Reviewing our results, some of the findings were to be expected. For example, following the ASR recall the percentage of ASR hips being revised (as a percentage of all hips revised) increased significantly (p = 0.0073). Additionally we found that there was no difference between the two groups in terms of implant sizes and positioning—both documented risk factors for a failing MOM implant [13].

The mean OHS pre-recall was 19 (median = 17), while post-recall it was 21 (median = 20). This would suggest that there was a lower threshold to revise post-recall, i.e. hips were being revised at a higher functional level; however, this difference was not statistically significant.

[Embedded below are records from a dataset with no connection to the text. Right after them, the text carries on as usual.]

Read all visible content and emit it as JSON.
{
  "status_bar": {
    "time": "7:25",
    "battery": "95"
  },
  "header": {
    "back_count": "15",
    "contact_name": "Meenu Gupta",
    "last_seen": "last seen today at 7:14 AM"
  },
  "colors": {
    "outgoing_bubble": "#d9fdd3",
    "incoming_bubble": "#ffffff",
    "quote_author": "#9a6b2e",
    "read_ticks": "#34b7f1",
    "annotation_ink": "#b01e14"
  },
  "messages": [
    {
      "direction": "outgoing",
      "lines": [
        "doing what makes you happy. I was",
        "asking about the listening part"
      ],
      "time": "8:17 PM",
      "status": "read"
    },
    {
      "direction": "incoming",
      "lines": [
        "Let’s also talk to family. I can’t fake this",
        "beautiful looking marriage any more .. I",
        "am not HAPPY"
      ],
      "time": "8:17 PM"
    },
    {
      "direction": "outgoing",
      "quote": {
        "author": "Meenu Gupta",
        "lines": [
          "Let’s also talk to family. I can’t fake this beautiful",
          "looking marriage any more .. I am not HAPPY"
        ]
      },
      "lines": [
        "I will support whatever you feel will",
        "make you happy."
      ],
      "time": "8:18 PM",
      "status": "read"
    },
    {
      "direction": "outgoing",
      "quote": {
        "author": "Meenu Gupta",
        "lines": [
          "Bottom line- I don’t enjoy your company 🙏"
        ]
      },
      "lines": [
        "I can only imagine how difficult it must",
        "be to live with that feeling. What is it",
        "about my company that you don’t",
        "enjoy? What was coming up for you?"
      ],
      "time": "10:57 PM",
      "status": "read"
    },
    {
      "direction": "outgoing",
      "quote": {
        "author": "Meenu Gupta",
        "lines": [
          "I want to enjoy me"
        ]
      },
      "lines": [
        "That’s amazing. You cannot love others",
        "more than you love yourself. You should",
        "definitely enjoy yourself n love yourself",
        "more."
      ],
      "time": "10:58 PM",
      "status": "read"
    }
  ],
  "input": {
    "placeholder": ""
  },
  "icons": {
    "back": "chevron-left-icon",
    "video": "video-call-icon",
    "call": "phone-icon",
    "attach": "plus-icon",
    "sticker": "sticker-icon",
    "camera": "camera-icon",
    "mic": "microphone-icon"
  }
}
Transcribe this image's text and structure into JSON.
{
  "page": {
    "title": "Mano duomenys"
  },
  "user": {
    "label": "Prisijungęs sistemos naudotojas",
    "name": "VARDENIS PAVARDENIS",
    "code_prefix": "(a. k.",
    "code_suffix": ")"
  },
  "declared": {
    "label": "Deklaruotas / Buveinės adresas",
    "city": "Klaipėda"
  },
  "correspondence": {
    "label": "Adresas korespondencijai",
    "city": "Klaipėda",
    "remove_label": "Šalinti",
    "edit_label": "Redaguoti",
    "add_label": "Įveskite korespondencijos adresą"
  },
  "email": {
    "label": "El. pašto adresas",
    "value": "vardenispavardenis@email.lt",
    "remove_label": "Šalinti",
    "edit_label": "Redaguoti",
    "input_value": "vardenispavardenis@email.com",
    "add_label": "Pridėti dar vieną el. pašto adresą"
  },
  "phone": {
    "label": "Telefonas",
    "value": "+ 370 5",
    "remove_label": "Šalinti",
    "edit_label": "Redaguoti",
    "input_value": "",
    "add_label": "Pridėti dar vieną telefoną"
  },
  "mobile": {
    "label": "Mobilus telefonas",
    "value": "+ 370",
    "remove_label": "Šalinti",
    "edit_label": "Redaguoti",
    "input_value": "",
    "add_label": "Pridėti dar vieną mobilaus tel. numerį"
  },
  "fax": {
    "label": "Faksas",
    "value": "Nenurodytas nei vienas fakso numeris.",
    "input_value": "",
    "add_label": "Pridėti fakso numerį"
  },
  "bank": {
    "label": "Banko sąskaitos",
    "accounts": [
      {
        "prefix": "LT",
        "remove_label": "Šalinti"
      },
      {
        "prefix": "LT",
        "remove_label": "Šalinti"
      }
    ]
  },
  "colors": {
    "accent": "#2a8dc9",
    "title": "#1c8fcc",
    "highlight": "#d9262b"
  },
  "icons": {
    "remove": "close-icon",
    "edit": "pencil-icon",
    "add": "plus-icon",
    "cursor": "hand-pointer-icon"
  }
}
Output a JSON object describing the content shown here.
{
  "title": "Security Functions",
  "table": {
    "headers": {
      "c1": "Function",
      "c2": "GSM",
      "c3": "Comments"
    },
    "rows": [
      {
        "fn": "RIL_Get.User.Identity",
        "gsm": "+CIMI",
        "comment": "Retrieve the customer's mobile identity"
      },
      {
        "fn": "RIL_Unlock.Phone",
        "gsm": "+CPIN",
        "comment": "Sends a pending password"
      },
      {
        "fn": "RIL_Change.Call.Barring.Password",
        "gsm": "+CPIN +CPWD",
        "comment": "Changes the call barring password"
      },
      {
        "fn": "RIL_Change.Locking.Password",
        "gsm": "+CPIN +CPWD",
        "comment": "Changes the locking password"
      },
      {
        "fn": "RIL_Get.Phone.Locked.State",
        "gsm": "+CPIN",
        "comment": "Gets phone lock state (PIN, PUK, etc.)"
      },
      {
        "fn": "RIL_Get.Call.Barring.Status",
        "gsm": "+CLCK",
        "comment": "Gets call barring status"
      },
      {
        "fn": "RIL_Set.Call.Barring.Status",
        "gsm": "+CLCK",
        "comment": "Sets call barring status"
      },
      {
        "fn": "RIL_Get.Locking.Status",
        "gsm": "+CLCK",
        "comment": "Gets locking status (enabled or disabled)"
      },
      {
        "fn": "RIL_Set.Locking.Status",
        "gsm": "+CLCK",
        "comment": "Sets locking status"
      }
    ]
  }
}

It was interesting to discover that both serum cobalt and chromium ion levels were higher in the post recall group, although only cobalt ion levels were significantly different. This would suggest that following the recall, surgeons were more wary of the risk of failure and more likely to intervene if metal ion levels were abnormal. It would also suggest that elevated blood cobalt levels are a matter of concern, particularly in asymptomatic patients. Cobalt levels greater than 10ug/l are thought to greatly increase the risk of osteolysis, and hence failure of the implant.

Other findings were less predictable. For example, implants were revised earlier pre-recall (at mean 37.75 months) rather than post-recall (mean 55.2 months). This was an unexpected finding and has uncertain clinical relevance. The focus of this study was on the threshold of revision surgery based on hip function rather than time to revision. However, there is emerging evidence to suggest a ‘watchful waiting’ approach for many patients in ‘grey’ categories (such as asymptomatic patients with raised metal ions or pseudotumour) [14].

There are limitations to our study. This is a retrospective study with relatively small cohorts. The decision to proceed with revision hip surgery in these cases is a complex one. There are multiple factors to consider and these cannot all be measured in a standardized way. However recruitment to the study was identical pre- and post-recall in order to reduce selection bias. It should be noted that our findings are limited to the time period we studied (two years either side of the recall). Decision making may have been affected but not within the first few years of the recall.

One may expect a product recall to cause the threshold for intervention to drop and for surgeons to intervene early in any case where there are doubts over the performance or safety of an implant. However, from this data it would appear that MOM hips were actually performing for longer or being revised later.